Theory of shifts, shocks, and the intimate connections to $L^2$-type a posteriori error analysis of numerical schemes for hyperbolic problems

In this paper, we develop a posteriori error estimates for numerical approximations of scalar hyperbolic conservation laws in one space dimension. We develop novel quantitative partially $L^2$-type estimates by using the theory of shifts, and in particular, the framework for proving stability first developed in [Krupa-Vasseur. On uniqueness of solutions to conservation laws verifying a single entropy condition. J. Hyperbolic Differ.
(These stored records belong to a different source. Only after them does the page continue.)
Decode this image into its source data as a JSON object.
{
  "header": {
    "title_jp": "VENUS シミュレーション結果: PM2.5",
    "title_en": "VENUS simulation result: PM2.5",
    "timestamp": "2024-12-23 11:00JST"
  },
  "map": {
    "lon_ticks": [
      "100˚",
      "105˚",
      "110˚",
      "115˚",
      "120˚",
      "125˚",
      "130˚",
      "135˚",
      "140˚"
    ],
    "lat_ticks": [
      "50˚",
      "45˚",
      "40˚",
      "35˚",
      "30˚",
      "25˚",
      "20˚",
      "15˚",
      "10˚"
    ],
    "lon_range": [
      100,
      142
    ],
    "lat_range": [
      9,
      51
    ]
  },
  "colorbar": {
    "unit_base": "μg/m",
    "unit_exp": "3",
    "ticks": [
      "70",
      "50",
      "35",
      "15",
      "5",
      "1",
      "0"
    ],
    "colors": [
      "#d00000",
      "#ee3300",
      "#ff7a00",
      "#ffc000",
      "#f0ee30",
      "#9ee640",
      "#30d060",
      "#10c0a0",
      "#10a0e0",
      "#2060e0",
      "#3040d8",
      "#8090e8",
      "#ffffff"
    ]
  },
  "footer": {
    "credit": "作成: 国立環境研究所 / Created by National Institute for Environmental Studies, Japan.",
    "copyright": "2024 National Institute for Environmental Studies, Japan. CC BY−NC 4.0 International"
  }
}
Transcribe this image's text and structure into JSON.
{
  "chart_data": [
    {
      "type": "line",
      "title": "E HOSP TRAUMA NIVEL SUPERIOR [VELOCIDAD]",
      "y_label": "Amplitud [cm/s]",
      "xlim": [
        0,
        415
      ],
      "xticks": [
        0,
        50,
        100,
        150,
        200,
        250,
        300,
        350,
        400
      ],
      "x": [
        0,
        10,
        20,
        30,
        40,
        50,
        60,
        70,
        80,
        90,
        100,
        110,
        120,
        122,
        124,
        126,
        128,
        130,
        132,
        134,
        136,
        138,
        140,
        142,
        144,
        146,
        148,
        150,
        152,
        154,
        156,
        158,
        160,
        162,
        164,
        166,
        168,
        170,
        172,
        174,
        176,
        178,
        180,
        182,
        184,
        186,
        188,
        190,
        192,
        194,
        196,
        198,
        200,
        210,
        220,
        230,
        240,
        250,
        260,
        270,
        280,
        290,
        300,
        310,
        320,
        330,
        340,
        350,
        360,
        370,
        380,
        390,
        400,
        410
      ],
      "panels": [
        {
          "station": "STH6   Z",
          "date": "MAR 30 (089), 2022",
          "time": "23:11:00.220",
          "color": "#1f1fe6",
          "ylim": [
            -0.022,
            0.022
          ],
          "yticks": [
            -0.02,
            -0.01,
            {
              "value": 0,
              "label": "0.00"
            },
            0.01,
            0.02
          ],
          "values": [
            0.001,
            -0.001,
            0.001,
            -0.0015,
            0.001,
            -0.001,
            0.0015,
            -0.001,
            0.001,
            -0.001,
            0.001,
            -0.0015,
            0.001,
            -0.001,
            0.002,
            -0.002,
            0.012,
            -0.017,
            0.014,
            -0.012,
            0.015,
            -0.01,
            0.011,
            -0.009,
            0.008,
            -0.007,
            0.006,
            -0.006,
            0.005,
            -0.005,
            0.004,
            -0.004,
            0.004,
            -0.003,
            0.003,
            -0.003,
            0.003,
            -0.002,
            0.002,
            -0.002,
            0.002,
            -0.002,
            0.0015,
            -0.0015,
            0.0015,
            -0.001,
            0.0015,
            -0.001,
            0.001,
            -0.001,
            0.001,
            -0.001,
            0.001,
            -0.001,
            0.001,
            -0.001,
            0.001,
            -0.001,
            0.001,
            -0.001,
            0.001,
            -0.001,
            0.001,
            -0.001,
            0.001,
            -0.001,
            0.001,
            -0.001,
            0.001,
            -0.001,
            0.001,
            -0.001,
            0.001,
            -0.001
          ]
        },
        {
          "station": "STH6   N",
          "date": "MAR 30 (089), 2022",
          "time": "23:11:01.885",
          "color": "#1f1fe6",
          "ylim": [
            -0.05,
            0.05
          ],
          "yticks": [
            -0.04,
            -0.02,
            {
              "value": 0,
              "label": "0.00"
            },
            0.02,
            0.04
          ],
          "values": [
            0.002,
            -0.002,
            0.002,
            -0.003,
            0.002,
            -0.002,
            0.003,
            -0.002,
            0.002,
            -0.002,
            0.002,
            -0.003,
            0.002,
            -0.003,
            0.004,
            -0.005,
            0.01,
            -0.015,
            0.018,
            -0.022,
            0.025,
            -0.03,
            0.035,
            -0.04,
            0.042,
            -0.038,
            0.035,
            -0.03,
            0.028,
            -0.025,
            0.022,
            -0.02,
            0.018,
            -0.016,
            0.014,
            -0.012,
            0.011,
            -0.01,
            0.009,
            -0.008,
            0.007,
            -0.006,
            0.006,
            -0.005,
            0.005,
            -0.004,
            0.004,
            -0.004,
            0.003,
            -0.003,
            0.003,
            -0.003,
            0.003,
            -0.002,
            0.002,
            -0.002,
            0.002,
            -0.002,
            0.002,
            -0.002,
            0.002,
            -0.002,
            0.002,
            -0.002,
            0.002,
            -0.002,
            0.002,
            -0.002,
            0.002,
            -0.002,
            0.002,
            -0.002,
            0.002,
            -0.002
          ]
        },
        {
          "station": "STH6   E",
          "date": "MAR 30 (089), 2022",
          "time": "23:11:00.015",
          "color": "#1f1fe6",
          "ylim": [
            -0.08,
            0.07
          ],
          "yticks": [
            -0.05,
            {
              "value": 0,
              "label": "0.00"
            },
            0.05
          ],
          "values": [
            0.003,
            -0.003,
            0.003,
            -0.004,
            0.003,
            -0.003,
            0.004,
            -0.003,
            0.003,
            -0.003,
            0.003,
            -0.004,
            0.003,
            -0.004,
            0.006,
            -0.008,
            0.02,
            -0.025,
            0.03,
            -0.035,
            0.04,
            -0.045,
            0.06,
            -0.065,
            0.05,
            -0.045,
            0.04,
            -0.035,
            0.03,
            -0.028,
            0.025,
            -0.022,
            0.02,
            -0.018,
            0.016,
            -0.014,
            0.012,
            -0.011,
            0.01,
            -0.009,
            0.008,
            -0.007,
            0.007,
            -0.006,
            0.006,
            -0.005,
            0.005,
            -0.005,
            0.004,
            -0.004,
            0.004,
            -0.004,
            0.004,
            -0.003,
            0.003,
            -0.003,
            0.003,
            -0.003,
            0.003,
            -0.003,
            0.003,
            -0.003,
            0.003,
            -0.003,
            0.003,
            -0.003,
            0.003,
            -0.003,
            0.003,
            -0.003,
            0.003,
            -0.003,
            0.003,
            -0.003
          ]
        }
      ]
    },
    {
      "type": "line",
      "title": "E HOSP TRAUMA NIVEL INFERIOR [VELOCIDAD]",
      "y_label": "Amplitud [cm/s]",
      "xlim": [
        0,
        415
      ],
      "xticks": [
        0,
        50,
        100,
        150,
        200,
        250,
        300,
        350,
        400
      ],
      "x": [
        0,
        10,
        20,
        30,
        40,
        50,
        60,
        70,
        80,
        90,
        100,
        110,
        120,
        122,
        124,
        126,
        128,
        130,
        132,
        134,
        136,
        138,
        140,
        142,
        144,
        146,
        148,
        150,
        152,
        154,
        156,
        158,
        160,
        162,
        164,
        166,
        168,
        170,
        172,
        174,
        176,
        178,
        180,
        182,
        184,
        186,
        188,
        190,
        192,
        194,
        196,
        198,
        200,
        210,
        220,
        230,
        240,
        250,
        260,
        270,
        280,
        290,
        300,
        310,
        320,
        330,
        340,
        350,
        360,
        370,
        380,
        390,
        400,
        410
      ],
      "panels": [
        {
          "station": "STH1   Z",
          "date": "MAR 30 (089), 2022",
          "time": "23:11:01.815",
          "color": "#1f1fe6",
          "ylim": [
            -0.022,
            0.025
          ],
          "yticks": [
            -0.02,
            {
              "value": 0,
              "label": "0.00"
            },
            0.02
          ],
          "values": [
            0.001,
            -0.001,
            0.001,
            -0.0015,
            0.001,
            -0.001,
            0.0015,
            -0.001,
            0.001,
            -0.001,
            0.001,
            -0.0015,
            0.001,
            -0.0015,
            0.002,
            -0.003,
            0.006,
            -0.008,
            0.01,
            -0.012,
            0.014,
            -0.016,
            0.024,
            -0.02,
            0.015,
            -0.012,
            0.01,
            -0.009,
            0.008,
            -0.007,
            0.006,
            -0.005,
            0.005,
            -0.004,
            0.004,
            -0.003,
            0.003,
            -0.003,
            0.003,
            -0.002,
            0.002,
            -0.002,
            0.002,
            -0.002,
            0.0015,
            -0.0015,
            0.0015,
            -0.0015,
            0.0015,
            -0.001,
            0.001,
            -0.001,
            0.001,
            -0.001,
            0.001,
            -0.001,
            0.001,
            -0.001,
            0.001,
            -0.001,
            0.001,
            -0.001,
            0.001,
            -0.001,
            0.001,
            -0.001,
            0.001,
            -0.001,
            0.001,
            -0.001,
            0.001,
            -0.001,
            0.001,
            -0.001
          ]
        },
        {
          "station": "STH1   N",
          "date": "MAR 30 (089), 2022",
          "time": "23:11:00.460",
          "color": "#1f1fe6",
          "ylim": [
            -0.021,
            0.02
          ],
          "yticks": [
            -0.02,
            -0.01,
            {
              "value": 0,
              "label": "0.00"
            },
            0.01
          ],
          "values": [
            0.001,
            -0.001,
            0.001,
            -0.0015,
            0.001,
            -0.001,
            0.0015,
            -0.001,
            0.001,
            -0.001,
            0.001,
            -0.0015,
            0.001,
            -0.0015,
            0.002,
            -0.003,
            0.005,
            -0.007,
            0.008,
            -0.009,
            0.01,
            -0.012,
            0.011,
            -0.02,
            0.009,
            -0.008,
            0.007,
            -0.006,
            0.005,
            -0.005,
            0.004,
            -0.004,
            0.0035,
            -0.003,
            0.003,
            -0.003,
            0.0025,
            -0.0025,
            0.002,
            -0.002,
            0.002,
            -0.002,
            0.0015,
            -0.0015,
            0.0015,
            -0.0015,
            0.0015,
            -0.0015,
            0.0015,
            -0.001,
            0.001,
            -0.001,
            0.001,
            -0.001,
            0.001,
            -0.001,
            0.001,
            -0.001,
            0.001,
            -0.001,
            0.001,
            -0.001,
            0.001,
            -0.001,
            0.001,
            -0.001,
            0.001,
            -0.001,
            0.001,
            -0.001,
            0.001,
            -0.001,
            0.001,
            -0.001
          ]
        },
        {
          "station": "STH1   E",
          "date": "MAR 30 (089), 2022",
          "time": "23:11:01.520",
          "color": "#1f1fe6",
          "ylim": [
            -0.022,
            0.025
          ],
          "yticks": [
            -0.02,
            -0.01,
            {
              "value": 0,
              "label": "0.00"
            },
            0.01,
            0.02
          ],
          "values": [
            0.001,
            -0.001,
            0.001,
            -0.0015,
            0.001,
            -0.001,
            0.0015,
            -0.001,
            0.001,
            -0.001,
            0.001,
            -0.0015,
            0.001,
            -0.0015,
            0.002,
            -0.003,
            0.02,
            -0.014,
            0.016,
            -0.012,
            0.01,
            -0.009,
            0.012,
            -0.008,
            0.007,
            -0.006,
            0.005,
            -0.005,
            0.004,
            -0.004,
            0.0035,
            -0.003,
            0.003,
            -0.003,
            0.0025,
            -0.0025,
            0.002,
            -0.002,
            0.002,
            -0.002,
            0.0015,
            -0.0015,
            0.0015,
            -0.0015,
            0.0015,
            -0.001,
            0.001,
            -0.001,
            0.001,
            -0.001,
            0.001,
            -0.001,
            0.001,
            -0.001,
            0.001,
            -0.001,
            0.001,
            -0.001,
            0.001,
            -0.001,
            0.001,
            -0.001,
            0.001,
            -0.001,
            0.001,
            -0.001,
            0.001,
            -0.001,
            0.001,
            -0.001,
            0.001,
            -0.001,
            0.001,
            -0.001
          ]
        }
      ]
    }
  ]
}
Equ., 2019]. In this paper, we solve two of the major obstacles to using the theory of shifts for quantitative estimates, including the change-of-variables problem and the loss of control on small shocks. Our methods have no inherit small-data limitations. Thus, our hope is to apply our techniques to the systems case to understand the numerical stability of large data. There is hope for our results to generalize to systems: the stability framework [Krupa-Vasseur. On uniqueness of solutions to conservation laws verifying a single entropy condition. J. Hyperbolic Differ. Equ., 2019] itself has been generalized to systems [Chen-Krupa-Vasseur. Uniqueness and weak-BV stability for $2\times 2$ conservation laws. Arch. Ration. Mech. Anal., 246(1):299--332, 2022]. Moreover, we are careful not to appeal to the Kruzhkov theory for scalar conservation laws. Instead, we work entirely within the context of the theory of shifts and $a$-contraction -- and these theories apply equally to systems. We present a MATLAB numerical implementation and numerical experiments. We also provide a brief introduction to the theory of shifts and $a$-contraction.